In theory, these two command-lines should be equivalent:

1

type tmp.txt | test.exe

2

test.exe < tmp.txt

I have a process involving #1 that, for many years, worked just fine; at some point within the last year, we started to compile the program with a newer version of Visual Studio, and it now fails due to malformed input (see below). But #2 succeeds (no exception and we see expected output). Why would #2 succeed where #1 fails?

I've been able to reduce test.exe to the program below. Our input file has exactly one tab per line and uniformly uses CR/LF line endings. So this program should never write to stderr:

#include <iostream>
#include <string>

int __cdecl main(int argc, char** argv)
{
    std::istream* pIs = &std::cin;
    std::string line;

    int lines = 0;
    while (!(pIs->eof()))
    {
        if (!std::getline(*pIs, line))
        {
            break;
        }

        const char* pLine = line.c_str();
        int tabs = 0;
        while (pLine)
        {
            pLine = strchr(pLine, '\t');
            if (pLine)
            {
                // move past the tab
                pLine++;
                tabs++;
            }
        }

        if (tabs > 1)
        {
            std::cerr << "We lost a linebreak after " << lines << " good lines.\n";
            lines = -1;
        }

        lines++;
    }

    return 0;
}

When run via #1, I get the following output, with the same numbers every time (in each case, it's because getline has returned two concatenated lines with no intervening linebreak); when run via #2, there's (correctly) no output:

We lost a linebreak after 8977 good lines.
We lost a linebreak after 1468 good lines.
We lost a linebreak after 20985 good lines.
We lost a linebreak after 6982 good lines.
We lost a linebreak after 1150 good lines.
We lost a linebreak after 276 good lines.
We lost a linebreak after 12076 good lines.
We lost a linebreak after 2072 good lines.
We lost a linebreak after 4576 good lines.
We lost a linebreak after 401 good lines.
We lost a linebreak after 6428 good lines.
We lost a linebreak after 7228 good lines.
We lost a linebreak after 931 good lines.
We lost a linebreak after 1240 good lines.
We lost a linebreak after 2432 good lines.
We lost a linebreak after 553 good lines.
We lost a linebreak after 6550 good lines.
We lost a linebreak after 1591 good lines.
We lost a linebreak after 55 good lines.
We lost a linebreak after 2428 good lines.
We lost a linebreak after 1475 good lines.
We lost a linebreak after 3866 good lines.
We lost a linebreak after 3000 good lines.

回答1:

This turns out to be a known issue:

The bug is in fact in the lower-level _read function, which the stdio library functions (including both fread and fgets) use to read from a file descriptor.

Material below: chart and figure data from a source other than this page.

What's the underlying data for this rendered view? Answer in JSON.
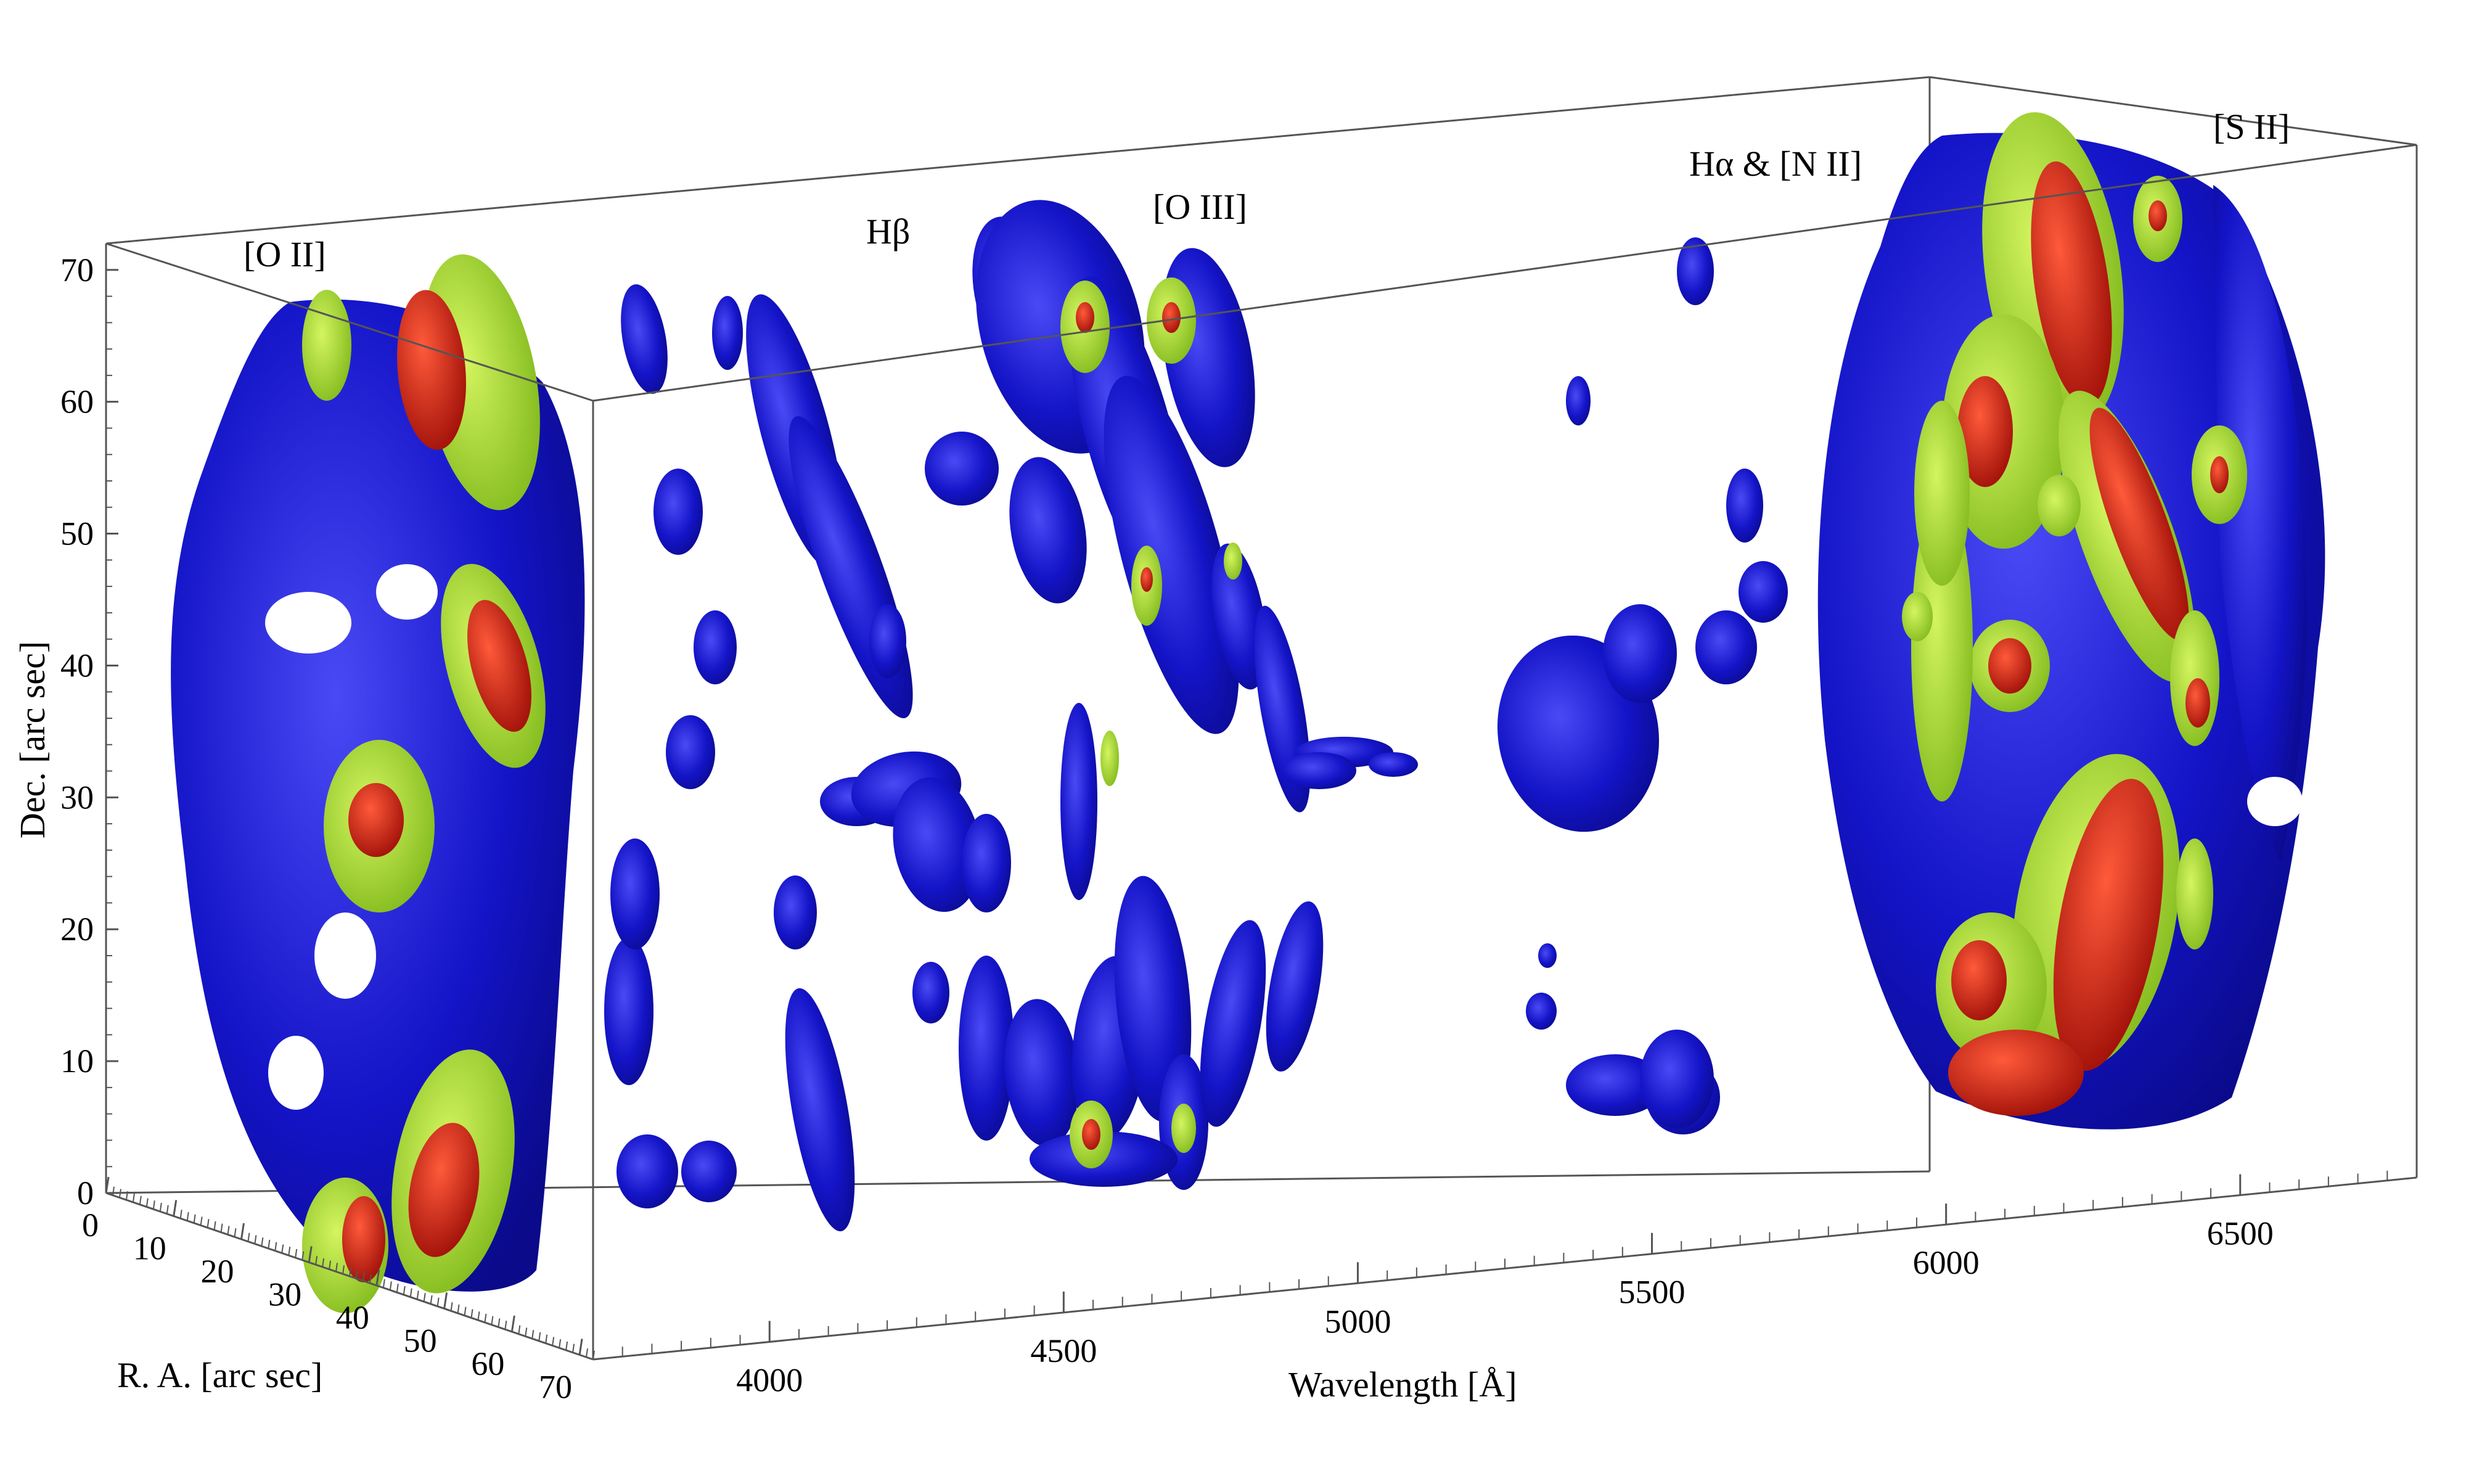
{
  "chart_data": {
    "type": "volume-rendering-3d",
    "title": "",
    "axes": {
      "x": {
        "label": "Wavelength [Å]",
        "ticks": [
          "4000",
          "4500",
          "5000",
          "5500",
          "6000",
          "6500"
        ],
        "range": [
          3700,
          6800
        ]
      },
      "y": {
        "label": "R. A. [arc sec]",
        "ticks": [
          "0",
          "10",
          "20",
          "30",
          "40",
          "50",
          "60",
          "70"
        ],
        "range": [
          0,
          72
        ]
      },
      "z": {
        "label": "Dec. [arc sec]",
        "ticks": [
          "0",
          "10",
          "20",
          "30",
          "40",
          "50",
          "60",
          "70"
        ],
        "range": [
          0,
          72
        ]
      }
    },
    "line_labels": [
      {
        "text": "[O II]",
        "wavelength": 3727
      },
      {
        "text": "Hβ",
        "wavelength": 4861
      },
      {
        "text": "[O III]",
        "wavelength": 5007
      },
      {
        "text": "Hα & [N II]",
        "wavelength": 6563
      },
      {
        "text": "[S II]",
        "wavelength": 6720
      }
    ],
    "isosurface_levels": [
      {
        "name": "low",
        "color": "#1a1ad0"
      },
      {
        "name": "mid",
        "color": "#a6e02a"
      },
      {
        "name": "high",
        "color": "#d42010"
      }
    ]
  }
}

The bug in _read is as follows: If…

  1. you are reading from a text mode pipe,
  2. you call _read to read N bytes,
  3. _read successfully reads N bytes, and
  4. the last byte read is a carriage return (CR) character,

then the _read function will complete the read successfully but will return N-1 instead of N. The CR or LF character at the end of the result buffer is not counted in the return value.

In the specific issue reported in this bug, fread calls _read to fill the stream buffer. _read reports that it filled N-1 bytes of the buffer and the final CR or LF character is lost.

The bug is fundamentally timing-sensitive because whether _read can successfully read N bytes from the pipe depends on how much data has been written to the pipe. Changing the buffer size or changing when the buffer is flushed may reduce the likelihood of the problem, but it won’t necessarily work around the problem in 100% of cases.

There are several possible workarounds:

  1. use a binary pipe and do text mode CRLF => LF translation manually on the reader side. This is not particularly difficult to do (scan the buffer for CRLF pairs; replace them with a single LF).
  2. call ReadFile with _osfhnd(fh), bypassing the CRT’s I/O library on the reader side entirely (though this would also require manual text mode translation, since the OS won’t do text mode translation for you)

We have fixed this bug for the next update to the Universal CRT. Note that the Universal CRT is an operating system component and is serviced independently from the Visual C++ libraries. The next update to the Universal CRT will probably be around the same timeframe as the Windows 10 Anniversary Update this summer.